Per personale convinzione, il Presidente ha espresso la propria contrarietà culturale al blocco delle retrocessioni, soprattutto perché, dal punto di vista normativo, significherebbe modificare le regole a campionato in corso. In ogni caso, il Presidente valuterà le proposte che perverranno dalle Leghe e che verranno portate all’attenzione del Consiglio federale.

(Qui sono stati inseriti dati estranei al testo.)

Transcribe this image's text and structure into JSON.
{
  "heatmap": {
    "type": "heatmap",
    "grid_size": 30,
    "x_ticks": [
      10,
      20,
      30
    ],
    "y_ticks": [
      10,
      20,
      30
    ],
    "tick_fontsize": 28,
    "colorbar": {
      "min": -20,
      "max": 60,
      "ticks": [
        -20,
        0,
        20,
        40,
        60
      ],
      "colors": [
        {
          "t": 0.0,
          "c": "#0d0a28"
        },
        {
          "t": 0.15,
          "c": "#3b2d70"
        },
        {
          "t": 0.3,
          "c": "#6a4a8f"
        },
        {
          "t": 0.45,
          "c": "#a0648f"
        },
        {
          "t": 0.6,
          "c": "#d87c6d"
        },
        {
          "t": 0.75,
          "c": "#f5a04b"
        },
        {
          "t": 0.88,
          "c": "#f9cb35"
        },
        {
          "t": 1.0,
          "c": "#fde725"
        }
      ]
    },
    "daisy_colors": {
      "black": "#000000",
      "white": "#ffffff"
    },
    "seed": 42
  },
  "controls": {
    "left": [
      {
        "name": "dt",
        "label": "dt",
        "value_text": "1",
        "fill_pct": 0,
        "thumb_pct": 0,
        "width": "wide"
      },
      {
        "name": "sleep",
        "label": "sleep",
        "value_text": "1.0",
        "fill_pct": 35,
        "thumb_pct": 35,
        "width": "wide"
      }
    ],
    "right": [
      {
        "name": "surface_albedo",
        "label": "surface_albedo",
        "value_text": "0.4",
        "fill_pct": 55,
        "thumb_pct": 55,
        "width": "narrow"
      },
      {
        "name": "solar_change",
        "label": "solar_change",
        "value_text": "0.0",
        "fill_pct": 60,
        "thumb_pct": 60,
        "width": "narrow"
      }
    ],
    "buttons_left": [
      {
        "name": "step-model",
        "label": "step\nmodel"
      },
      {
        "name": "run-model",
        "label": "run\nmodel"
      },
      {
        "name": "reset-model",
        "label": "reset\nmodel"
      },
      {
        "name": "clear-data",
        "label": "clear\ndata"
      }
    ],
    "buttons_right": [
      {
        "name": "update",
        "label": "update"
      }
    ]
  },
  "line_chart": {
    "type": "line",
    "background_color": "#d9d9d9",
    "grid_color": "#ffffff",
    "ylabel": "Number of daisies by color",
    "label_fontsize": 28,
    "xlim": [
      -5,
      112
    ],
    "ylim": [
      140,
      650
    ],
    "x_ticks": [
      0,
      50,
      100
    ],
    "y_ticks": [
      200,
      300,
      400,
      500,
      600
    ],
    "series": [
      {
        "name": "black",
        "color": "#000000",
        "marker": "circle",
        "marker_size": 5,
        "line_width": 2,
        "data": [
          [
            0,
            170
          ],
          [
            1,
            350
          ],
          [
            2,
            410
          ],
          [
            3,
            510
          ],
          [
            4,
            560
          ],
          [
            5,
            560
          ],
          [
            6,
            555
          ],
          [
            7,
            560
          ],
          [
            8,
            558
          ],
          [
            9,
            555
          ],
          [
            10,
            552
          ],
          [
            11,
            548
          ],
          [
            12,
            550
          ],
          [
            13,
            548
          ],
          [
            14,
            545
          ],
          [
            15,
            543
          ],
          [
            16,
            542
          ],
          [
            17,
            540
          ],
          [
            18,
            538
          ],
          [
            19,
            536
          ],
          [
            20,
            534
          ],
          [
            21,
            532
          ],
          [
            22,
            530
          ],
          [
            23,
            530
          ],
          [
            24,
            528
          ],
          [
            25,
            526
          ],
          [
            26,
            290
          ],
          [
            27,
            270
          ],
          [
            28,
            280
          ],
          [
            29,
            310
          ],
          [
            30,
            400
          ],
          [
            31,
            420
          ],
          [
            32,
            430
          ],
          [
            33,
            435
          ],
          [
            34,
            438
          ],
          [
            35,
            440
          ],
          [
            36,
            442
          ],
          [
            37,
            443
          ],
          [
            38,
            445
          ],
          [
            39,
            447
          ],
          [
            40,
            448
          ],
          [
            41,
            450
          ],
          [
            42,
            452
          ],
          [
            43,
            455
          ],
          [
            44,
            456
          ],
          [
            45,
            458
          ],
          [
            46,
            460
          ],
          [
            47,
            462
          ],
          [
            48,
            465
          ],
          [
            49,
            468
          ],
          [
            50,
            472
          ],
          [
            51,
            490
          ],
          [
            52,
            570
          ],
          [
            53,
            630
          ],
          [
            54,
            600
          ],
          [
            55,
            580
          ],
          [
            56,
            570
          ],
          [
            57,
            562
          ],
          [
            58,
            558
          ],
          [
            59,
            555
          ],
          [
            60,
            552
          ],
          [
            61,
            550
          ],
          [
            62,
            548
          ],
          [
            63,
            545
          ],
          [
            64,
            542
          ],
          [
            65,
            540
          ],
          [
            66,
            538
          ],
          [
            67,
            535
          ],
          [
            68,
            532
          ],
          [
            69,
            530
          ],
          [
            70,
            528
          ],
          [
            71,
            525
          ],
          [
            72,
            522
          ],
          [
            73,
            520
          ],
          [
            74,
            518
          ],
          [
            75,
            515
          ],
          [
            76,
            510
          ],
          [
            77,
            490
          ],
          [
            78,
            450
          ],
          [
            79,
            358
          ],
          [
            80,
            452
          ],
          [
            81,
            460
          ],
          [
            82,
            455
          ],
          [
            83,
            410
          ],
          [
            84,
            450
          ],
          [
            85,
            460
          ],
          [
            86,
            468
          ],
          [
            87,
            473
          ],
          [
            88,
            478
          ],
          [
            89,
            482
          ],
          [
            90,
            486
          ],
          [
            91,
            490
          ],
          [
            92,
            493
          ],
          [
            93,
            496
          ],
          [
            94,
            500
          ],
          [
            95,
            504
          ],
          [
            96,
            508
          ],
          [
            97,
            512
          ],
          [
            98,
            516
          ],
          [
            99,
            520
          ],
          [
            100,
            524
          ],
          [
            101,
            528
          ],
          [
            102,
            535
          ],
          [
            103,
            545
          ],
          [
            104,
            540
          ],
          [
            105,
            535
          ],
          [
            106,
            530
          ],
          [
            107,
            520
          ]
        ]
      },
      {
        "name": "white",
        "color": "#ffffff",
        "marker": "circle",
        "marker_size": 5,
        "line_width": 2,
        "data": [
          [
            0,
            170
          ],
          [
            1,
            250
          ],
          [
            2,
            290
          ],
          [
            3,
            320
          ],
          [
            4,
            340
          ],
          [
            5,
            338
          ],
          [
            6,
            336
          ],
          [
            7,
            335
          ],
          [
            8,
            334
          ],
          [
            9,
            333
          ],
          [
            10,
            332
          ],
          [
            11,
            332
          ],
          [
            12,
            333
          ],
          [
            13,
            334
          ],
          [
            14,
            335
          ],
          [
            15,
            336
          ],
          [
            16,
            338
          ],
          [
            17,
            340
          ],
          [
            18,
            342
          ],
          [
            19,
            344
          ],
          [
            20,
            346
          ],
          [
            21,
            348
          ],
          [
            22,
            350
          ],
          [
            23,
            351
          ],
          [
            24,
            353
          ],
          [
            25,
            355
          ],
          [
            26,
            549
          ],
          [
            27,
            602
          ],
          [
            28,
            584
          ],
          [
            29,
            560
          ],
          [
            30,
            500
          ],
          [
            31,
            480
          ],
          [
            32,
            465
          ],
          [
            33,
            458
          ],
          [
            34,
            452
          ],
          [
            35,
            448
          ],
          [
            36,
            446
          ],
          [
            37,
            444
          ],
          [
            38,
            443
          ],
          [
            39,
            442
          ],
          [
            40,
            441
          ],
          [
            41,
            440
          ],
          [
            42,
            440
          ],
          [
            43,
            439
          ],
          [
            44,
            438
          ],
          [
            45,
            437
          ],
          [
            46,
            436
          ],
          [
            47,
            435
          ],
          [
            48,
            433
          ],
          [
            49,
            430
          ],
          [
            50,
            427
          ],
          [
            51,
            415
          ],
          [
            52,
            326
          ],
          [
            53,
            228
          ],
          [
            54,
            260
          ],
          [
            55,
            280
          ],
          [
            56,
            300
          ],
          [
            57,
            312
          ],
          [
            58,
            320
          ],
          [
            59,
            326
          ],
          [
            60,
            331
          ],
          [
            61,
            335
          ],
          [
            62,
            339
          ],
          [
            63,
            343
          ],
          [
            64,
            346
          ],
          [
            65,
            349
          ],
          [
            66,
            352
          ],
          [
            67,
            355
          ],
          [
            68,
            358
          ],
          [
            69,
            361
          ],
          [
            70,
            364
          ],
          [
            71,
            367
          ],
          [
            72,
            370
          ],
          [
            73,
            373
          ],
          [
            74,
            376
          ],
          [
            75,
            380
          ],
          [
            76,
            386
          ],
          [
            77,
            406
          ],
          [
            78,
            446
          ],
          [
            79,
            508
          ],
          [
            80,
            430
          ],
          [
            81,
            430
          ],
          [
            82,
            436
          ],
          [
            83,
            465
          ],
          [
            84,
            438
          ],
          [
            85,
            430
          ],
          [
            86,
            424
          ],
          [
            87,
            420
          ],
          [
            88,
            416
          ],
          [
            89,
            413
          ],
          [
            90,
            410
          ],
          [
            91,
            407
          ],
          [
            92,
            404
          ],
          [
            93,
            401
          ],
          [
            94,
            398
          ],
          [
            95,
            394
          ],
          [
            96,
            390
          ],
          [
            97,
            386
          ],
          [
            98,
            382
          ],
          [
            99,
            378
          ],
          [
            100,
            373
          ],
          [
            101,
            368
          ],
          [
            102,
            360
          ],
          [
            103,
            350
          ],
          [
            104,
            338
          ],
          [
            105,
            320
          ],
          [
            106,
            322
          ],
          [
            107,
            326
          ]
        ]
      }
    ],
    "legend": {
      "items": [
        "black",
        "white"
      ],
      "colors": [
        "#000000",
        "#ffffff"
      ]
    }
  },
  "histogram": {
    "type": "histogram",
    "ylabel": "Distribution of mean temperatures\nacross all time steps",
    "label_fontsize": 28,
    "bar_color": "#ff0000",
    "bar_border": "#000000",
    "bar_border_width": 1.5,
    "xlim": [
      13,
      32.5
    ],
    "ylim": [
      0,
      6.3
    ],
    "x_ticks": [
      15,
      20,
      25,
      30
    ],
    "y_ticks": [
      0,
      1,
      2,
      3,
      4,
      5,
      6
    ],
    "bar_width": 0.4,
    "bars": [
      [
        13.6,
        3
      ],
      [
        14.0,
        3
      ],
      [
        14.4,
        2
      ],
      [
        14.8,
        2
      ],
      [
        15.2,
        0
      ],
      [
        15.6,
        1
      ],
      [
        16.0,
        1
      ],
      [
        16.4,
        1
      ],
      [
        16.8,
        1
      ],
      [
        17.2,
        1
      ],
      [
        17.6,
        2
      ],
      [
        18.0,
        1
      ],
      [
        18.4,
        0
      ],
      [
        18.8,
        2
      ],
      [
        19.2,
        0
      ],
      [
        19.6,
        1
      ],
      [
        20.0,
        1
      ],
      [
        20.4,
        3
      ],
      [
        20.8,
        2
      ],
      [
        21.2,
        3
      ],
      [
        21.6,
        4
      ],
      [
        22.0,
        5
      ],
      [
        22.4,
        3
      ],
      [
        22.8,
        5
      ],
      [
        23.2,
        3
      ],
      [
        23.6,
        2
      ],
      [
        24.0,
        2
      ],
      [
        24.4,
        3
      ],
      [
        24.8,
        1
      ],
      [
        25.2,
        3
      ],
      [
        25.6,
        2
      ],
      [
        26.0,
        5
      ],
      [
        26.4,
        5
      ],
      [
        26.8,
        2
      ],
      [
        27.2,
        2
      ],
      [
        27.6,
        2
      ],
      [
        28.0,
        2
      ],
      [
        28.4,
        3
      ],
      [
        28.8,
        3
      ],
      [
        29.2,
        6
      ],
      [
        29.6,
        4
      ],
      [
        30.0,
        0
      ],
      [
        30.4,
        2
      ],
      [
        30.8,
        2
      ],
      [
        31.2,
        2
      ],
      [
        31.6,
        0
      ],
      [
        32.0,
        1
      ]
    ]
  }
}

SULLA LEGGE DI RIFORMA DELLO SPORT
Pur considerando la correttezza degli intenti alla base della Legge di riforma dello Sport, il Presidente Petrucci ha evidenziato problematiche che possono derivare da temi enunciati nei decreti quali il vincolo sportivo, il lavoro sportivo e il professionismo femminile. Le Società e la stessa Federazione programmano le proprie attività su base pluriennale e di conseguenza si troverebbero di fronte a problematiche di notevole incidenza qualora si vedessero costrette a rivedere le proprie pianificazioni da qui alla prossima stagione. Gli interventi economici fin qui varati “a pioggia” non hanno avuto il carattere strutturale che invece avrebbero potuto avere se previsti d’intesa con il CONI e con le Federazioni sportive, enti che hanno piena cognizione della situazione in cui versano i movimenti di riferimento.